On commence avec la projection des deux derniers films en
compétition.
Visage, le film de
Tsaï-Ming Liang commandité par le Musée du Louvres
présente des qualités plastiques évidentes, mais
n'a pas convaincu l'exigeant public cannois. Il faut dire que cet
empilement de séquences décalées, absurdes, et
de clins d'oeil cinéphiles (à Truffaut, notamment) est
inégal et manque cruellement de liant.
Une carte des sons de Tokyo,
nouveau film d'Isabel Coixet – la seule «débutante»
de la sélection officielle – est en revanche une agréable
surprise.
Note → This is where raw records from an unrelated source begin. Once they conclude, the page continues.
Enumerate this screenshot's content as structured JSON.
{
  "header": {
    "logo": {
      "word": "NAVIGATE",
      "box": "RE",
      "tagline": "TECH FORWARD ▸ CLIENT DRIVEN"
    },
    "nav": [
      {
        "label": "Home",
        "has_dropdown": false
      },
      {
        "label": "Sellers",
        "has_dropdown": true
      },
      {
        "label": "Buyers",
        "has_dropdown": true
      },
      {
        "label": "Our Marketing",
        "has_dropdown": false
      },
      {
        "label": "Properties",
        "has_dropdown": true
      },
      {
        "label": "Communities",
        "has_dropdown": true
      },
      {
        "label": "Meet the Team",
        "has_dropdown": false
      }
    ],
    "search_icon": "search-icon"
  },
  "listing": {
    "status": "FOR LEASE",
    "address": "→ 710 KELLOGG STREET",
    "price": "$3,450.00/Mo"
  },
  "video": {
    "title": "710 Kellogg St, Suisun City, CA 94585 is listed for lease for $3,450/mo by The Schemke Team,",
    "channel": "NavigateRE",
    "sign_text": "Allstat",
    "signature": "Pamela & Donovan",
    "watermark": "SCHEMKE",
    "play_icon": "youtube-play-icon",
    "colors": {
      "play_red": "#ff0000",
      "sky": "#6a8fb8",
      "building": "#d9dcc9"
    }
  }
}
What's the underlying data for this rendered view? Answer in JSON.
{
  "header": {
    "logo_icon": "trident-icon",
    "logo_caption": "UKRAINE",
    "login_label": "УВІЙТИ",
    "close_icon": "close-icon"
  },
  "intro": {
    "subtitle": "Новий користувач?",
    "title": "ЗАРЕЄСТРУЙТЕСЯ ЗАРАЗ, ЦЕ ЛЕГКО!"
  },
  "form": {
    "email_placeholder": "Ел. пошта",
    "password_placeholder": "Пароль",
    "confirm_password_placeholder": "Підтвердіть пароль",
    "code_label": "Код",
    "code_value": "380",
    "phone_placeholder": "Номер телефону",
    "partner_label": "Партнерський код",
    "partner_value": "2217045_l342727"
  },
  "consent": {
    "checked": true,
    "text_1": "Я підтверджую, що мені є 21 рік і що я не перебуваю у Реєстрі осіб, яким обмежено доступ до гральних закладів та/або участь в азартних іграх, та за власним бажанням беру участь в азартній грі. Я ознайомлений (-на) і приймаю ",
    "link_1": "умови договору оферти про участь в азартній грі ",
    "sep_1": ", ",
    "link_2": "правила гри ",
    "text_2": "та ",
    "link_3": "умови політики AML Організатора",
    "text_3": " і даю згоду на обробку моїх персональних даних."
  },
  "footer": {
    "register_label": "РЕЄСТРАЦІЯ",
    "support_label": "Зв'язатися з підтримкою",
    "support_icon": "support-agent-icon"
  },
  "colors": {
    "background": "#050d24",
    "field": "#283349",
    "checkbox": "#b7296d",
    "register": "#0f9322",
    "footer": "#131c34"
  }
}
Elégant et sensuel, le film est porté par ses
comédiens, Rinko Kikuchi et Sergi Lopez, et par un beau
travail – évidemment – sur la bande-son. Il manque
peut-être un petit rien d'audace dans la mise en scène,
mais autrement, c'est une oeuvre assez maîtrisée, qui
s'inscrit dans le sillage d'oeuvres comme In the mood for love
ou Lost in translation.
Mais la claque de la journée, en
compétition, c'était le film de Gaspard Noé, que
j'ai pu rattraper en séance du lendemain. Enter the void
(soudain le vide) est un exercice de style virtuose, une
expérience cinématographique intense et éprouvante,
qui ne peut pas laisser indifférent. Tout le film est vu en
caméra subjective, par les yeux d'un junkie entraîné
dans un bad trip ultime. Le dispositif est d'une fluidité
exemplaire, comme si le film était composé d'un seul et
unique plan-séquence, et permet au réalisateur
d'Irréversible de plonger de nouveau dans un
univers particulièrement glauque et sordide, fait de sexe et
de sang. C'est typiquement le genre de film que
les festivaliers cannois aiment à siffler, d'autant que le
rythme retombe un peu sur la fin – ça dure quand même
2h30... - mais c'est une des oeuvres les plus ambitieuses et
audacieuses à avoir été proposées cette
année, avec l'Antichrist de Lars Von Trier.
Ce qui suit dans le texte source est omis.